Затем Махарыч ещё раз посмотрел на Кирюху и сделал попытку усмехнуться. Выглядело это хуже, чем оскал мертвеца, умершего нехорошей смертью.
- В Тайшете было бы лучше, - прохрипел старик. И разжал пальцы.
И в тот же миг его голова и плечи исчезли, словно их и не было. Словно кто-то дернул за леску и выдернул Махарыча из прихожей, как пойманную рыбу.
Вскрикнув и заплакав, Кирюха вскочил на ноги, бросился к двери, ведущей вон из квартиры и схватился за ручку.
Он не успел даже нажать на неё, как следует, чтобы она повернулась. Тонкие невидимые иглы вошли в его шею, спину, ягодицы, бедра и заднюю часть предплечий, пробив одежду. Они застряли в его коже, впились в его плоть, как крючки, и потянули назад. Острая боль, как от сотен раскалённых иголок, пронзила его тело. Эта боль была острее, чем боль от татуировки ручной машинкой. Сильнее, чем удары дубинкой по почкам. И выворачивающей наизнанку сильнее, чем удаление зубов без наркоза в тюремной больничке.
Теперь он зарыдал по-настоящему. Теперь он был готов отдать что угодно, чтобы оказаться отсюда подальше, чтобы никогда не приближаться к этой квартире, чтобы вообще никогда не ходить на делюги. Глаз, палец, руку, почку, ногу – что угодно. Он готов был поклясться кому угодно – богу, дьяволу, Шиве, Зевсу, Уицилопочтли и якутским духам нижнего мира. И он кричал, взывая к всем ним и моля о милосердии. Но ему никто не ответил.

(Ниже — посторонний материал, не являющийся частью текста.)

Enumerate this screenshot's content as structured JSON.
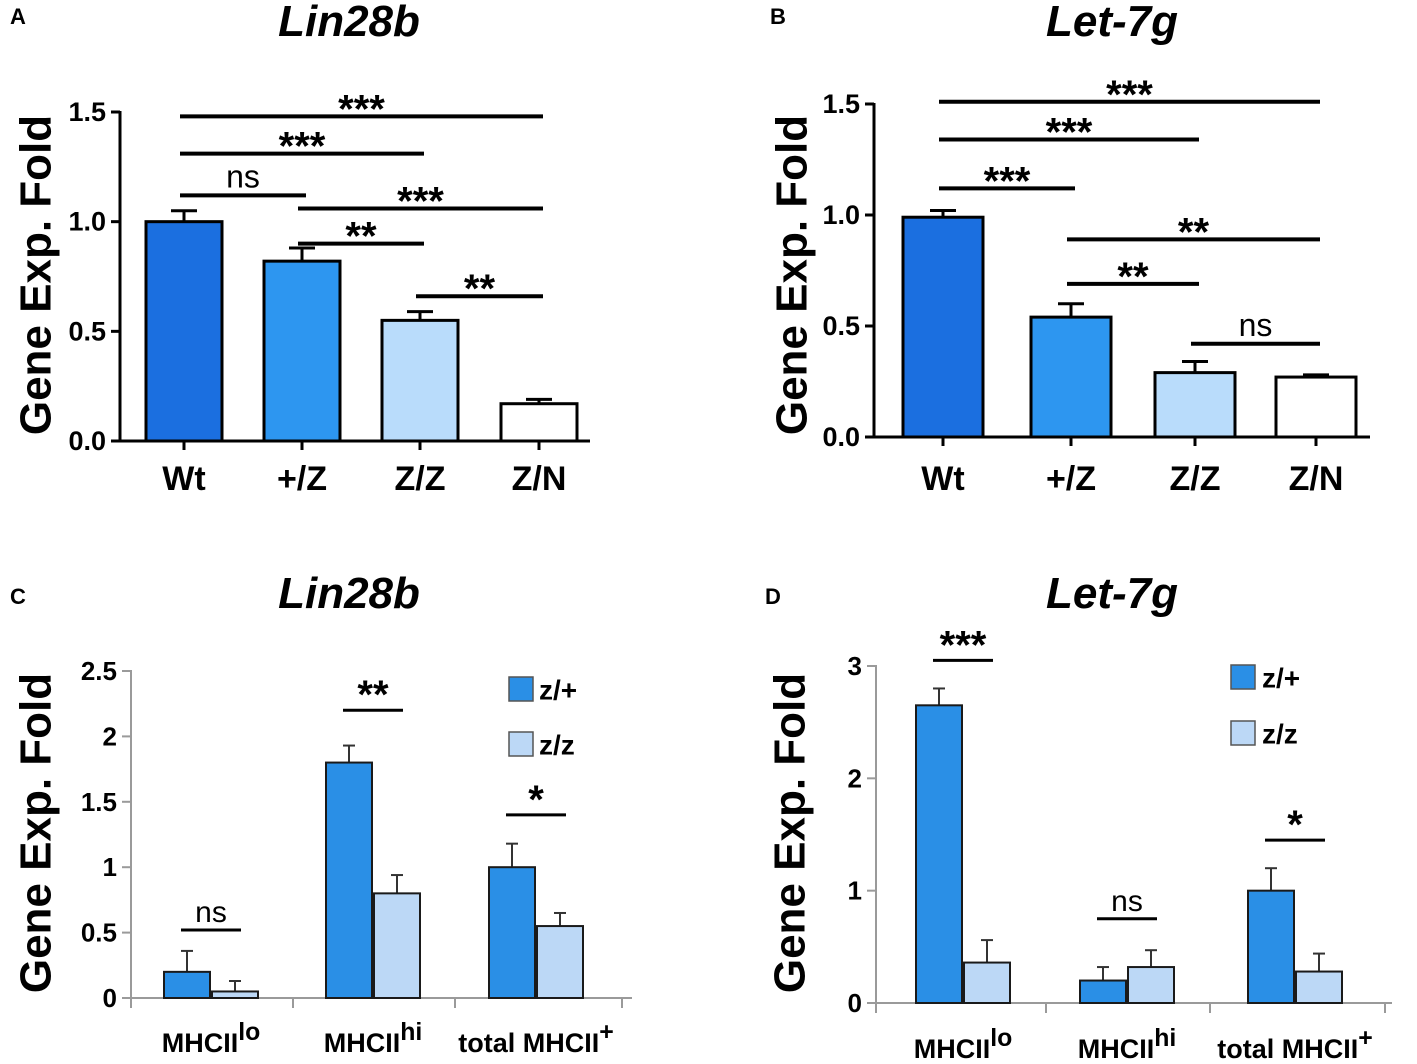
{
  "colors": {
    "wt": "#1b6fe0",
    "het": "#2d96f0",
    "zz": "#b9dcfb",
    "zn": "#ffffff",
    "legend_zp": "#2a8fe6",
    "legend_zz": "#bcd8f6",
    "line": "#000000",
    "axis_light": "#9a9a9a"
  },
  "chart_data": [
    {
      "panel": "A",
      "type": "bar",
      "title": "Lin28b",
      "ylabel": "Gene Exp. Fold",
      "xlabel": "",
      "categories": [
        "Wt",
        "+/Z",
        "Z/Z",
        "Z/N"
      ],
      "values": [
        1.0,
        0.82,
        0.55,
        0.17
      ],
      "errors": [
        0.05,
        0.06,
        0.04,
        0.02
      ],
      "ylim": [
        0,
        1.5
      ],
      "yticks": [
        "0.0",
        "0.5",
        "1.0",
        "1.5"
      ],
      "significance": [
        {
          "from": 0,
          "to": 3,
          "label": "***",
          "y": 1.48
        },
        {
          "from": 0,
          "to": 2,
          "label": "***",
          "y": 1.31
        },
        {
          "from": 0,
          "to": 1,
          "label": "ns",
          "y": 1.12
        },
        {
          "from": 1,
          "to": 3,
          "label": "***",
          "y": 1.06
        },
        {
          "from": 1,
          "to": 2,
          "label": "**",
          "y": 0.9
        },
        {
          "from": 2,
          "to": 3,
          "label": "**",
          "y": 0.66
        }
      ]
    },
    {
      "panel": "B",
      "type": "bar",
      "title": "Let-7g",
      "ylabel": "Gene Exp. Fold",
      "xlabel": "",
      "categories": [
        "Wt",
        "+/Z",
        "Z/Z",
        "Z/N"
      ],
      "values": [
        0.99,
        0.54,
        0.29,
        0.27
      ],
      "errors": [
        0.03,
        0.06,
        0.05,
        0.01
      ],
      "ylim": [
        0,
        1.5
      ],
      "yticks": [
        "0.0",
        "0.5",
        "1.0",
        "1.5"
      ],
      "significance": [
        {
          "from": 0,
          "to": 3,
          "label": "***",
          "y": 1.51
        },
        {
          "from": 0,
          "to": 2,
          "label": "***",
          "y": 1.34
        },
        {
          "from": 0,
          "to": 1,
          "label": "***",
          "y": 1.12
        },
        {
          "from": 1,
          "to": 3,
          "label": "**",
          "y": 0.89
        },
        {
          "from": 1,
          "to": 2,
          "label": "**",
          "y": 0.69
        },
        {
          "from": 2,
          "to": 3,
          "label": "ns",
          "y": 0.42
        }
      ]
    },
    {
      "panel": "C",
      "type": "bar",
      "title": "Lin28b",
      "ylabel": "Gene Exp. Fold",
      "categories": [
        {
          "base": "MHCII",
          "sup": "lo"
        },
        {
          "base": "MHCII",
          "sup": "hi"
        },
        {
          "base": "total MHCII",
          "sup": "+"
        }
      ],
      "series": [
        {
          "name": "z/+",
          "values": [
            0.2,
            1.8,
            1.0
          ],
          "errors": [
            0.16,
            0.13,
            0.18
          ]
        },
        {
          "name": "z/z",
          "values": [
            0.05,
            0.8,
            0.55
          ],
          "errors": [
            0.08,
            0.14,
            0.1
          ]
        }
      ],
      "ylim": [
        0,
        2.5
      ],
      "yticks": [
        "0",
        "0.5",
        "1",
        "1.5",
        "2",
        "2.5"
      ],
      "significance": [
        {
          "group": 0,
          "label": "ns",
          "y": 0.52
        },
        {
          "group": 1,
          "label": "**",
          "y": 2.2
        },
        {
          "group": 2,
          "label": "*",
          "y": 1.4
        }
      ],
      "legend": "top-right"
    },
    {
      "panel": "D",
      "type": "bar",
      "title": "Let-7g",
      "ylabel": "Gene Exp. Fold",
      "categories": [
        {
          "base": "MHCII",
          "sup": "lo"
        },
        {
          "base": "MHCII",
          "sup": "hi"
        },
        {
          "base": "total MHCII",
          "sup": "+"
        }
      ],
      "series": [
        {
          "name": "z/+",
          "values": [
            2.65,
            0.2,
            1.0
          ],
          "errors": [
            0.15,
            0.12,
            0.2
          ]
        },
        {
          "name": "z/z",
          "values": [
            0.36,
            0.32,
            0.28
          ],
          "errors": [
            0.2,
            0.15,
            0.16
          ]
        }
      ],
      "ylim": [
        0,
        3
      ],
      "yticks": [
        "0",
        "1",
        "2",
        "3"
      ],
      "significance": [
        {
          "group": 0,
          "label": "***",
          "y": 3.05
        },
        {
          "group": 1,
          "label": "ns",
          "y": 0.75
        },
        {
          "group": 2,
          "label": "*",
          "y": 1.45
        }
      ],
      "legend": "top-right"
    }
  ]
}
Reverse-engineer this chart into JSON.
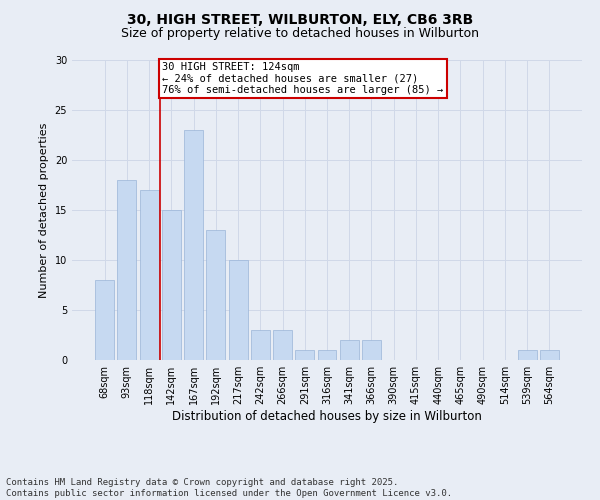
{
  "title1": "30, HIGH STREET, WILBURTON, ELY, CB6 3RB",
  "title2": "Size of property relative to detached houses in Wilburton",
  "xlabel": "Distribution of detached houses by size in Wilburton",
  "ylabel": "Number of detached properties",
  "categories": [
    "68sqm",
    "93sqm",
    "118sqm",
    "142sqm",
    "167sqm",
    "192sqm",
    "217sqm",
    "242sqm",
    "266sqm",
    "291sqm",
    "316sqm",
    "341sqm",
    "366sqm",
    "390sqm",
    "415sqm",
    "440sqm",
    "465sqm",
    "490sqm",
    "514sqm",
    "539sqm",
    "564sqm"
  ],
  "values": [
    8,
    18,
    17,
    15,
    23,
    13,
    10,
    3,
    3,
    1,
    1,
    2,
    2,
    0,
    0,
    0,
    0,
    0,
    0,
    1,
    1
  ],
  "bar_color": "#c6d9f1",
  "bar_edgecolor": "#9ab5d8",
  "grid_color": "#d0d8e8",
  "background_color": "#e8edf5",
  "vline_x": 2.5,
  "vline_color": "#cc0000",
  "annotation_text": "30 HIGH STREET: 124sqm\n← 24% of detached houses are smaller (27)\n76% of semi-detached houses are larger (85) →",
  "annotation_box_color": "#ffffff",
  "annotation_box_edgecolor": "#cc0000",
  "ylim": [
    0,
    30
  ],
  "yticks": [
    0,
    5,
    10,
    15,
    20,
    25,
    30
  ],
  "footer": "Contains HM Land Registry data © Crown copyright and database right 2025.\nContains public sector information licensed under the Open Government Licence v3.0.",
  "title1_fontsize": 10,
  "title2_fontsize": 9,
  "xlabel_fontsize": 8.5,
  "ylabel_fontsize": 8,
  "tick_fontsize": 7,
  "annotation_fontsize": 7.5,
  "footer_fontsize": 6.5
}
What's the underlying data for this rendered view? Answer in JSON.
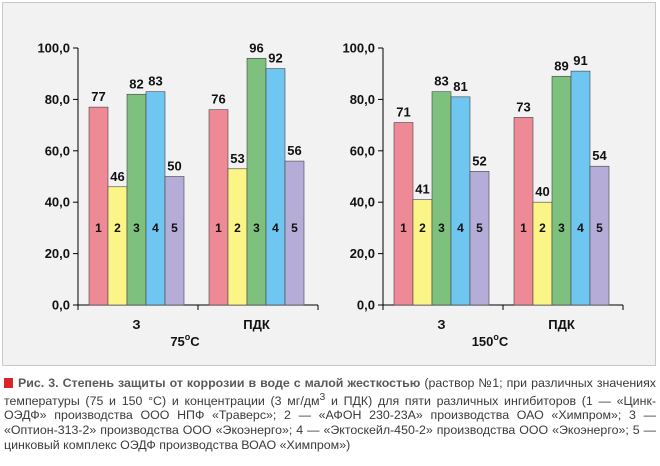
{
  "colors": {
    "series": [
      "#ee8a95",
      "#fbf487",
      "#7ec07e",
      "#6fc6f0",
      "#b6acd8"
    ],
    "marker": "#d7252a"
  },
  "chart_data": [
    {
      "type": "bar",
      "categories": [
        "З",
        "ПДК"
      ],
      "series_labels": [
        "1",
        "2",
        "3",
        "4",
        "5"
      ],
      "values": [
        [
          77,
          46,
          82,
          83,
          50
        ],
        [
          76,
          53,
          96,
          92,
          56
        ]
      ],
      "yticks": [
        "0,0",
        "20,0",
        "40,0",
        "60,0",
        "80,0",
        "100,0"
      ],
      "ylim": [
        0,
        100
      ],
      "temperature": {
        "value": "75",
        "sup": "o",
        "unit": "C"
      }
    },
    {
      "type": "bar",
      "categories": [
        "З",
        "ПДК"
      ],
      "series_labels": [
        "1",
        "2",
        "3",
        "4",
        "5"
      ],
      "values": [
        [
          71,
          41,
          83,
          81,
          52
        ],
        [
          73,
          40,
          89,
          91,
          54
        ]
      ],
      "yticks": [
        "0,0",
        "20,0",
        "40,0",
        "60,0",
        "80,0",
        "100,0"
      ],
      "ylim": [
        0,
        100
      ],
      "temperature": {
        "value": "150",
        "sup": "o",
        "unit": "C"
      }
    }
  ],
  "caption": {
    "title": "Рис. 3. Степень защиты от коррозии в воде с малой жесткостью",
    "body_before_sup": " (раствор №1; при различных значениях температуры (75 и 150 °С) и концентрации (3 мг/дм",
    "sup": "3",
    "body_after_sup": " и ПДК) для пяти различных ингибиторов (1 — «Цинк-ОЭДФ» производства ООО НПФ «Траверс»; 2 — «АФОН 230-23А» производства ОАО «Химпром»; 3 — «Оптион-313-2» производства ООО «Экоэнерго»; 4 — «Эктоскейл-450-2» производства ООО «Экоэнерго»; 5 — цинковый комплекс ОЭДФ производства ВОАО «Химпром»)"
  }
}
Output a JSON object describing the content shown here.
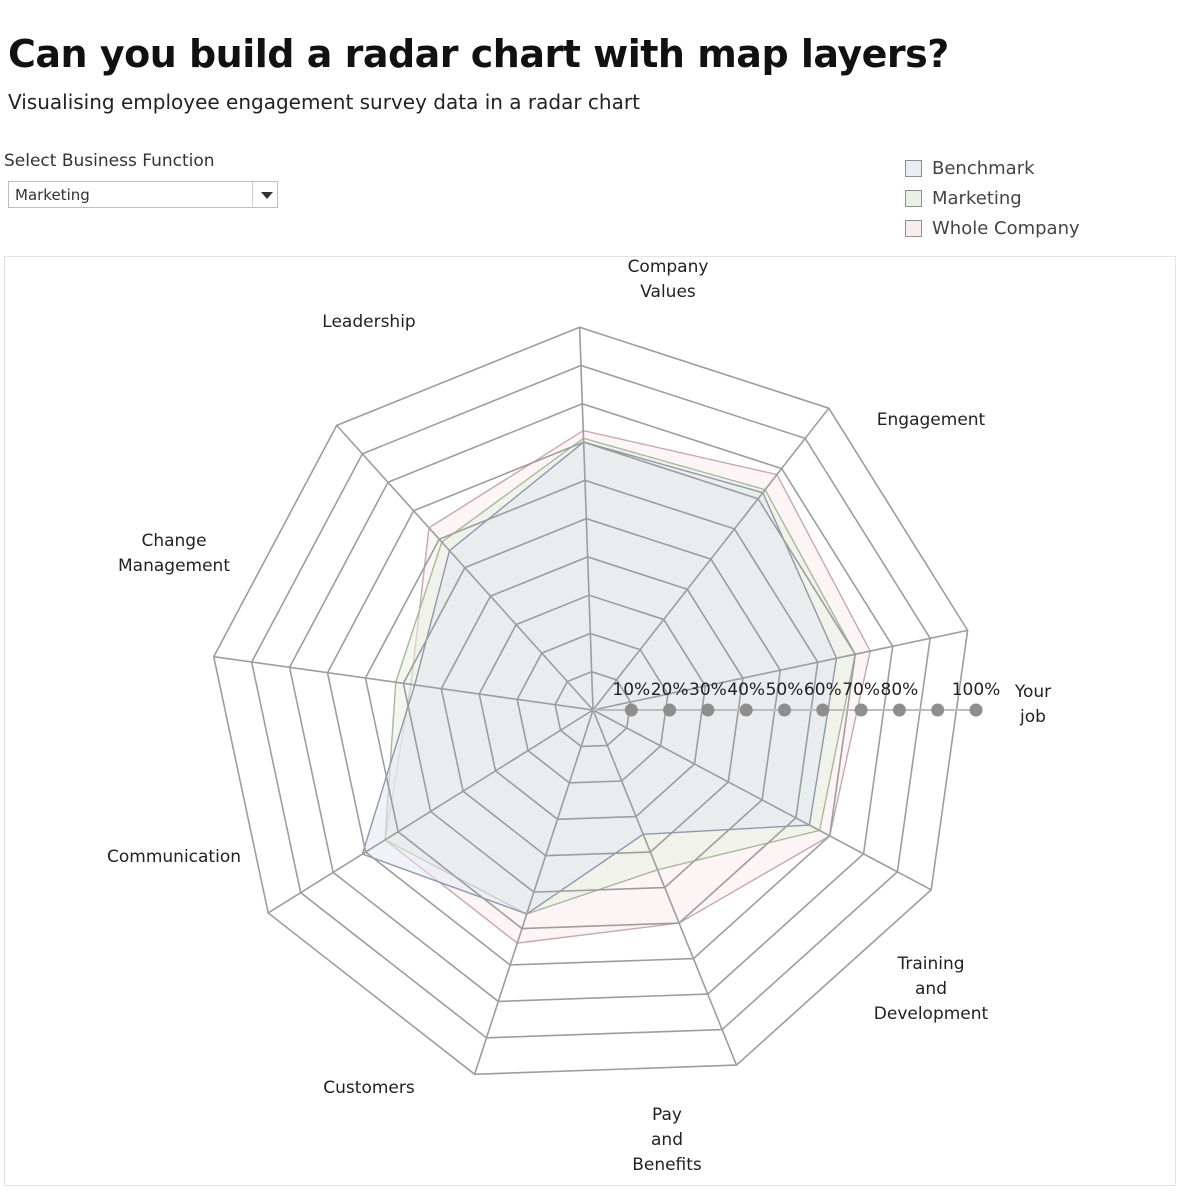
{
  "header": {
    "title": "Can you build a radar chart with map layers?",
    "subtitle": "Visualising employee engagement survey data in a radar chart"
  },
  "filter": {
    "label": "Select Business Function",
    "selected": "Marketing"
  },
  "legend": {
    "items": [
      {
        "label": "Benchmark",
        "fill": "#e8ecf3"
      },
      {
        "label": "Marketing",
        "fill": "#e9f1e4"
      },
      {
        "label": "Whole Company",
        "fill": "#fbecec"
      }
    ]
  },
  "chart_data": {
    "type": "radar",
    "title": "",
    "categories": [
      "Your job",
      "Engagement",
      "Company Values",
      "Leadership",
      "Change Management",
      "Communication",
      "Customers",
      "Pay and Benefits",
      "Training and Development"
    ],
    "category_labels": [
      [
        "Your",
        "job"
      ],
      [
        "Engagement"
      ],
      [
        "Company",
        "Values"
      ],
      [
        "Leadership"
      ],
      [
        "Change",
        "Management"
      ],
      [
        "Communication"
      ],
      [
        "Customers"
      ],
      [
        "Pay",
        "and",
        "Benefits"
      ],
      [
        "Training",
        "and",
        "Development"
      ]
    ],
    "rmax": 100,
    "rings": [
      10,
      20,
      30,
      40,
      50,
      60,
      70,
      80,
      90,
      100
    ],
    "tick_labels": [
      "10%",
      "20%",
      "30%",
      "40%",
      "50%",
      "60%",
      "70%",
      "80%",
      "100%"
    ],
    "tick_values": [
      10,
      20,
      30,
      40,
      50,
      60,
      70,
      80,
      100
    ],
    "marker_values": [
      10,
      20,
      30,
      40,
      50,
      60,
      70,
      80,
      90,
      100
    ],
    "series": [
      {
        "name": "Whole Company",
        "values": [
          74,
          78,
          73,
          64,
          48,
          64,
          64,
          60,
          70
        ],
        "fill": "#fbeded",
        "stroke": "#c9a7ad"
      },
      {
        "name": "Marketing",
        "values": [
          70,
          73,
          71,
          59,
          52,
          64,
          56,
          45,
          67
        ],
        "fill": "#e7f0e1",
        "stroke": "#a7b89c"
      },
      {
        "name": "Benchmark",
        "values": [
          65,
          72,
          70,
          56,
          47,
          71,
          56,
          35,
          64
        ],
        "fill": "#e2e7f1",
        "stroke": "#8d98ad"
      }
    ],
    "grid": true
  }
}
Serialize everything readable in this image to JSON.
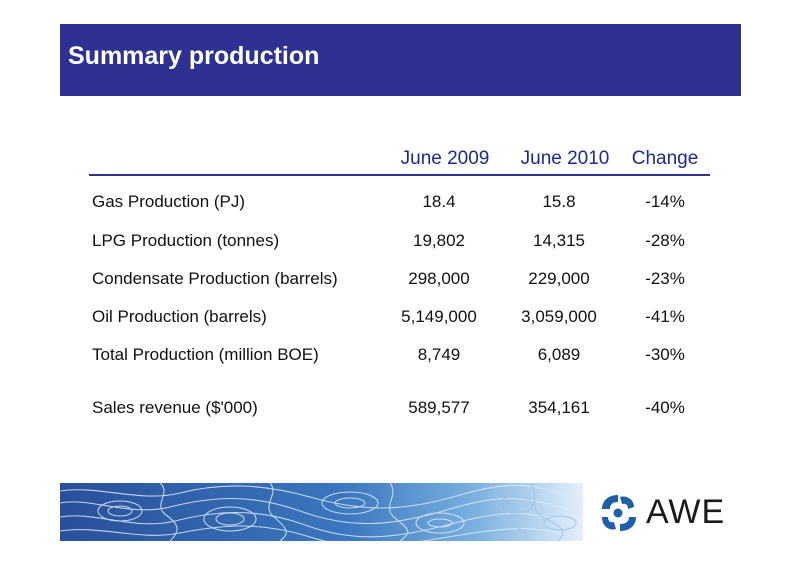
{
  "slide": {
    "title": "Summary production"
  },
  "table": {
    "columns": [
      "June 2009",
      "June 2010",
      "Change"
    ],
    "rows": [
      {
        "label": "Gas Production (PJ)",
        "v2009": "18.4",
        "v2010": "15.8",
        "change": "-14%"
      },
      {
        "label": "LPG Production (tonnes)",
        "v2009": "19,802",
        "v2010": "14,315",
        "change": "-28%"
      },
      {
        "label": "Condensate Production (barrels)",
        "v2009": "298,000",
        "v2010": "229,000",
        "change": "-23%"
      },
      {
        "label": "Oil Production (barrels)",
        "v2009": "5,149,000",
        "v2010": "3,059,000",
        "change": "-41%"
      },
      {
        "label": "Total Production (million BOE)",
        "v2009": "8,749",
        "v2010": "6,089",
        "change": "-30%"
      },
      {
        "label": "Sales revenue ($'000)",
        "v2009": "589,577",
        "v2010": "354,161",
        "change": "-40%"
      }
    ]
  },
  "footer": {
    "logo_text": "AWE"
  },
  "colors": {
    "title_bar": "#2e3192",
    "header_text": "#1e2b8c",
    "band_dark": "#1d3f8a",
    "band_light": "#eaf3fb",
    "logo_blue": "#1f5fa8"
  }
}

Невидимые нити натянулись и потащили его назад, прочь от двери. И последнее, что проникло сквозь пелену слез в его рассудок и застыло там, были слова на табличке с обратной стороны двери. На табличке, которую они не заметили, когда вошли, и о которой ни слова не сказала девчонка-наводчица.
И эти слова гласили:
"Гарпунщики левиафанов предпочитают человечину".